CATH Flashcards
When was CATH established and what is the name of the other database? What is the purpose of CATH?
CATH was established in the 1990’s along with another domain database- SCOP. It was created by Christine Orengo and colleagues and is a free open resource to classify protein domains.
At the time when CATH and SCOP were first published, there were only 3000 solved protein structures. In 2015 there were over 100,000.
What is a domain?
Large proteins are comprised of smaller, recognisable sequence domains which recur in other proteins in various combinations. Can have a sequence domain or a structural domain. Proteins usually consist of two or more domains connected by one or more connections.

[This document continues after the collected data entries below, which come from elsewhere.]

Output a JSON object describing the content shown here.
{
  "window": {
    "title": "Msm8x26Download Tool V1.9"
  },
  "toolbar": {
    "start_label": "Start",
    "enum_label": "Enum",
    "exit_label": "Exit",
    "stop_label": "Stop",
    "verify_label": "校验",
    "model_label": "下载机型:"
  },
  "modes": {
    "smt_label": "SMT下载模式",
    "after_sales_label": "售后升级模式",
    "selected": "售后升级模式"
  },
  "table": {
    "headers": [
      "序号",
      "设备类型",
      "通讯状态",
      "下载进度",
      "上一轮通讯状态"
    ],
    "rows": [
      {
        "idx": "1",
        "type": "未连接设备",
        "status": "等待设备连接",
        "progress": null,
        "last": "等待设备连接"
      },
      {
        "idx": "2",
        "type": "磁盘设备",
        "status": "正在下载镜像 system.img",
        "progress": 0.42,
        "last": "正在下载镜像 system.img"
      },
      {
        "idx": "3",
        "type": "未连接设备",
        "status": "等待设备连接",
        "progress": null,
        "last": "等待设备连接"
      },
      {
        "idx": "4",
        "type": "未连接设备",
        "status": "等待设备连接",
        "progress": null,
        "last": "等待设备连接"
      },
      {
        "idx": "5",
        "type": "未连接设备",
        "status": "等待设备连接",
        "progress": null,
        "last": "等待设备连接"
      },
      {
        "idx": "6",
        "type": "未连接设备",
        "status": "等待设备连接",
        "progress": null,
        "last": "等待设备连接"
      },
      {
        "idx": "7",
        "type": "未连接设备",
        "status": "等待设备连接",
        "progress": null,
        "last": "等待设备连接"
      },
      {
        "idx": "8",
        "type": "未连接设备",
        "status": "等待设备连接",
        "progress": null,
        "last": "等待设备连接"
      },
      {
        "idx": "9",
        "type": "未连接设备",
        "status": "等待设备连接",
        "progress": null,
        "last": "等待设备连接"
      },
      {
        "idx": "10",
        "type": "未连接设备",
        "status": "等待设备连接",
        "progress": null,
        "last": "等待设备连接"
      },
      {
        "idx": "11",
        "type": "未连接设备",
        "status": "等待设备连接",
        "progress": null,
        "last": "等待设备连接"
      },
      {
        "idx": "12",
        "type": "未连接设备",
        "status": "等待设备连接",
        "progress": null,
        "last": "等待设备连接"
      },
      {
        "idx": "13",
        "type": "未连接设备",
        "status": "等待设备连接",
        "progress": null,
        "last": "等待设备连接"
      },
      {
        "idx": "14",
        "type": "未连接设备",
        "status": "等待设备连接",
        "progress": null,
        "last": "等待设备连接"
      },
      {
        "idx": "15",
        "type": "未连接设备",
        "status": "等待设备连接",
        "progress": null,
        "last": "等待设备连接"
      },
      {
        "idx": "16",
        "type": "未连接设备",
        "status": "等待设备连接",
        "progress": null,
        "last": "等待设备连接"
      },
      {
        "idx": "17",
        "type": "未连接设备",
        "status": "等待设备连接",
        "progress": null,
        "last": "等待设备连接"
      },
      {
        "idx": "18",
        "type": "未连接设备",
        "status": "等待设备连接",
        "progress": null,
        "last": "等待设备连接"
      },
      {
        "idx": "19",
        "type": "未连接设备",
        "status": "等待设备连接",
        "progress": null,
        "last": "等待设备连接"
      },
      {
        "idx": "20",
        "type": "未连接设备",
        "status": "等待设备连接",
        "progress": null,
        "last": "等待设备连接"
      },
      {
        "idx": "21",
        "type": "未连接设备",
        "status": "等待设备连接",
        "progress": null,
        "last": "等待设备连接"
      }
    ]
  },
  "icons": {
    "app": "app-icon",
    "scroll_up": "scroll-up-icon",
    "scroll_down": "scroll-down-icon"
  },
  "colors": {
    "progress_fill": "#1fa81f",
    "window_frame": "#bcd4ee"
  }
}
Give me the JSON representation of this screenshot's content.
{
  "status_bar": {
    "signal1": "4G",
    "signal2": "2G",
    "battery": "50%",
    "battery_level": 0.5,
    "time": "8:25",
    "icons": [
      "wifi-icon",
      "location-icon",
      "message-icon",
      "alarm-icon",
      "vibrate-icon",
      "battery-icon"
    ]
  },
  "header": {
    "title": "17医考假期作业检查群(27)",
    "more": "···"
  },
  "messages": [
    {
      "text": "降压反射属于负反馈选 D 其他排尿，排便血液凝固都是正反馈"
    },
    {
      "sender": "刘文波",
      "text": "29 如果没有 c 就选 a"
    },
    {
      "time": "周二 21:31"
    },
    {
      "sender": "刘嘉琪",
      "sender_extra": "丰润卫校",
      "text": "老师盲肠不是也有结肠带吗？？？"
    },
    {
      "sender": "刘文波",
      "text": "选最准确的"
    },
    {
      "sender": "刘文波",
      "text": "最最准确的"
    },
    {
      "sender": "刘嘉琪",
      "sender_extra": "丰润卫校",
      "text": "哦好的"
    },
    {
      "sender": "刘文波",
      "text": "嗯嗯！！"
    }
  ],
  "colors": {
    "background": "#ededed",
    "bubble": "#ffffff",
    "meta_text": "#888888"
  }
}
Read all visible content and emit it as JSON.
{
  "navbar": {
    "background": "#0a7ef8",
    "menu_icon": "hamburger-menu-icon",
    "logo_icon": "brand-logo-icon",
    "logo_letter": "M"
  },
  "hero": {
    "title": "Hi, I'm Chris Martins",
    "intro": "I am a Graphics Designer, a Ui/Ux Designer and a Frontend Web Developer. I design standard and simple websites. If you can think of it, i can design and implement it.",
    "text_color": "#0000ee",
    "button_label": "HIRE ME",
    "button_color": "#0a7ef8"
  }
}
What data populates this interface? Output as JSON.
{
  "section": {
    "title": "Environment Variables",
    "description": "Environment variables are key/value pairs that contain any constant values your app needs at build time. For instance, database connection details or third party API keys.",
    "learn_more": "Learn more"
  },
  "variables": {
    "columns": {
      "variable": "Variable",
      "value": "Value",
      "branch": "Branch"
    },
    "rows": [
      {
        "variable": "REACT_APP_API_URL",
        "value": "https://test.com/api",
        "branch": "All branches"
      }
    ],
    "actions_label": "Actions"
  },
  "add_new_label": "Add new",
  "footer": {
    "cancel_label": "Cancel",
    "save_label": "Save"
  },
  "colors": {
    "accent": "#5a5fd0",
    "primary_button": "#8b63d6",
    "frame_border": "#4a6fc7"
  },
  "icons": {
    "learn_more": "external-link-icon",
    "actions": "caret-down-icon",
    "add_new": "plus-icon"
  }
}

Domains usually consist of secondary structures or supersecondary structure and are around 150 +/- 50 residues in legth.
How does CATH organise domains?
Domains are organised based on 4 criteria:
Class- domains are classified by their secondary structure and usually fit into one of four groups; mostly alpha helica, mostly beta sheet, alternating alpha and beta or alpha plus beta
Architecture- domains are organised by their general orientations of secondary structures
Topology- domains are organised by the connectivity between the domains
Homology- domains are looked at in terms of structure and sequence similarity and can be fitted in to homologous families at this stage if it is though they are evolutionarily related to another protein family
What other means are proteins classified in CATH?
SOLID is another means by which domain structure an be identified. The first four criteria look at sequence similarity and overlap and the D criteria gives each domain a unique marker.
What are the challenges associated with CATH?
Challenges associated are providing consistent and accurate domain boundaries- interdomain boundaries can be difficult to visualise
Describe the computational methods that can be used to identify domains in proteins?
There are two main databases- CATH and SCOP and these use the sequences of domains and their structure to classify them in terms of the criteria described. Databases will screen for both sequence similarity and amino acid similarity.
For domains which are not sequentially similar, structural alignment can be used by algorithms to try and match the struture.
The alignment can then rate the protein with a matrix score.